GM has reached a deal with its debt holders to also take a stake in the company if they support a plan to split the company in a so-called 363 bankruptcy protection filing that hives off some assets to be liquidated, while other assets form the basis of the recapitalized entity, the filing said.
Debt holders will get as much as 15 per cent in the new company, compared with a previous offer of 10 per cent in return for swapping $27-billion (U.S.) in debt.
The filing does not reveal what percentage the Canadian governments will receive in the new company.
Ontario Finance Minister Dwight Duncan would not comment on Canadian taxpayers' ownership of equity in GM.

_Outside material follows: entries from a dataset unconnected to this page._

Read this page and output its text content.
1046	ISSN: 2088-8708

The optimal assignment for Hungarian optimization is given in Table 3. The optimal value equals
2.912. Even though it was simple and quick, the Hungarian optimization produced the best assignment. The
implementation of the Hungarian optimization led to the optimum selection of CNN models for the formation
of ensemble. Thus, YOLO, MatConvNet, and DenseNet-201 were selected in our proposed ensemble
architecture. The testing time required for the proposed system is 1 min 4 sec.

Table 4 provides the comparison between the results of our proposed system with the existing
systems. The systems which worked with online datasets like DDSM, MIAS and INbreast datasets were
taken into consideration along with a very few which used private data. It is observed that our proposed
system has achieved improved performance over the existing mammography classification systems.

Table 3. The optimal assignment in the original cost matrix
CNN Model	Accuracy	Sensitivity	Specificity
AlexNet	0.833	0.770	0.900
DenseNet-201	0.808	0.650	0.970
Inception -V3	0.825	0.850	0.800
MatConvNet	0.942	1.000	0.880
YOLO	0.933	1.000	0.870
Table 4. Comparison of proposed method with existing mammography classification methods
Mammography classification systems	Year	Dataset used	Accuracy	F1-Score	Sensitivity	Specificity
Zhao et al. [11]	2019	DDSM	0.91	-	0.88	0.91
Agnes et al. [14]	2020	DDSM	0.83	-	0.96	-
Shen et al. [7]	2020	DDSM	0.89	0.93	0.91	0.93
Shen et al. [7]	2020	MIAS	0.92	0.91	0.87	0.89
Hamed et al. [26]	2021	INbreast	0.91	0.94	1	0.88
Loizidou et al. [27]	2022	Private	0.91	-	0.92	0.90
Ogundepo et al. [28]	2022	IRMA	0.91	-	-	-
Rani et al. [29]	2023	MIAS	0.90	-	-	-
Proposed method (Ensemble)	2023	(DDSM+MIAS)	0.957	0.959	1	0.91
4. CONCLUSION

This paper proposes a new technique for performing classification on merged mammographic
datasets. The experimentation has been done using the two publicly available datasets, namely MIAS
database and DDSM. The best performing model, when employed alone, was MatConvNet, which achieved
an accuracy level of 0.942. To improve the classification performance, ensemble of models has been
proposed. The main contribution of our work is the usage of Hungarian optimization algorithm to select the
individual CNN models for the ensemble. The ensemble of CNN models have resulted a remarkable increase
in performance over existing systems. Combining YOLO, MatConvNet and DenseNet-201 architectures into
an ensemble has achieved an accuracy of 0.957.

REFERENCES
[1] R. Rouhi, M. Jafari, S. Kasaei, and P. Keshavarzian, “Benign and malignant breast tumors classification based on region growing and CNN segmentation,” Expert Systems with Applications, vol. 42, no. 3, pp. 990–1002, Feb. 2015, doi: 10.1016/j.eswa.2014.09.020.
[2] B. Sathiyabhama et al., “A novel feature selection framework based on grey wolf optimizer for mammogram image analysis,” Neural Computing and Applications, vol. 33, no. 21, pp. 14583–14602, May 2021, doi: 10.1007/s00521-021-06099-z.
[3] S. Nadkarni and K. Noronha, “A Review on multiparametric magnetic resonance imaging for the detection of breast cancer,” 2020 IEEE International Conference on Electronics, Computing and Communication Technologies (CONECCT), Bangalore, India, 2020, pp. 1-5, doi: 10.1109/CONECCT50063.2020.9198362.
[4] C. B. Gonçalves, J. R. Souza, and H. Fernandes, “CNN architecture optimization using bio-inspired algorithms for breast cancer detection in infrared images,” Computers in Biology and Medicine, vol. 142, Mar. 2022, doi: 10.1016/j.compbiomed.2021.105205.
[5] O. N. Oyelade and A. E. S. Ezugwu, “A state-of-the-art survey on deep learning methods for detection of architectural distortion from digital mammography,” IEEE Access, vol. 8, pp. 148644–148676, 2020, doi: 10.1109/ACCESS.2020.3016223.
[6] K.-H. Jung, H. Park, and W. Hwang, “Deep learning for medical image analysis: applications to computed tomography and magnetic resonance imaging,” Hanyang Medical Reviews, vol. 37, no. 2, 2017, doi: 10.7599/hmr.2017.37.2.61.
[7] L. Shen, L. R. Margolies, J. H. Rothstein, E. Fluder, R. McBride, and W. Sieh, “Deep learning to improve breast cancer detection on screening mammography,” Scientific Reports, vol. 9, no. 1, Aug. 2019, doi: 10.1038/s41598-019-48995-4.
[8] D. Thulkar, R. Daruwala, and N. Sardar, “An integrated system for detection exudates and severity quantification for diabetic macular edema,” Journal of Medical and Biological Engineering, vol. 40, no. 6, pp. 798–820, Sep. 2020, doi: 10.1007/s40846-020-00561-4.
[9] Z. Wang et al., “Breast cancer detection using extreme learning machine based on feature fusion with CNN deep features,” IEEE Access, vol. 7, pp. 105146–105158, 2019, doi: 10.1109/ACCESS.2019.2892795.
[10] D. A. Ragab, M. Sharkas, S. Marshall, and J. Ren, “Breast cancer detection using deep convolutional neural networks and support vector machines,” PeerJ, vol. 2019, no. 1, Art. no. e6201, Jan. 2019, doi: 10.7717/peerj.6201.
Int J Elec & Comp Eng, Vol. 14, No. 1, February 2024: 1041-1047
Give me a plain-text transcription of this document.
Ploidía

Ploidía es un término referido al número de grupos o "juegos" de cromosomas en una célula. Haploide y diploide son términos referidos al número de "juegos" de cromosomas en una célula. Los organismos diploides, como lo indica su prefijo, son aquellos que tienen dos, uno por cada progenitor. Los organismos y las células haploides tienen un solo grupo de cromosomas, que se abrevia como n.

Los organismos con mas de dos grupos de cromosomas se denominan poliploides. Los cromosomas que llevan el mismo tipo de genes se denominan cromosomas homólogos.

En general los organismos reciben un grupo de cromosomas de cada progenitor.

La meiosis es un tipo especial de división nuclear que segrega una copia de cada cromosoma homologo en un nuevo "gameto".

“The truth is that these discussions are still going on,” Mr. Duncan told reporters on Thursday. “There's too many moving parts in this.”
He said he is optimistic about the future of General Motors in Canada, even if, as expected, the company files for bankruptcy protection. The restructuring deal will give Canada a chance to start again and rebuild the industry, he said.
“I am optimistic that we will continue to have a viable presence of GM in Oshawa, in St. Catharines, in Ingersoll and that we will protect the footprint of the industry in Ontario,” he said. “It will be very different, it may not be as large as it was at one time.”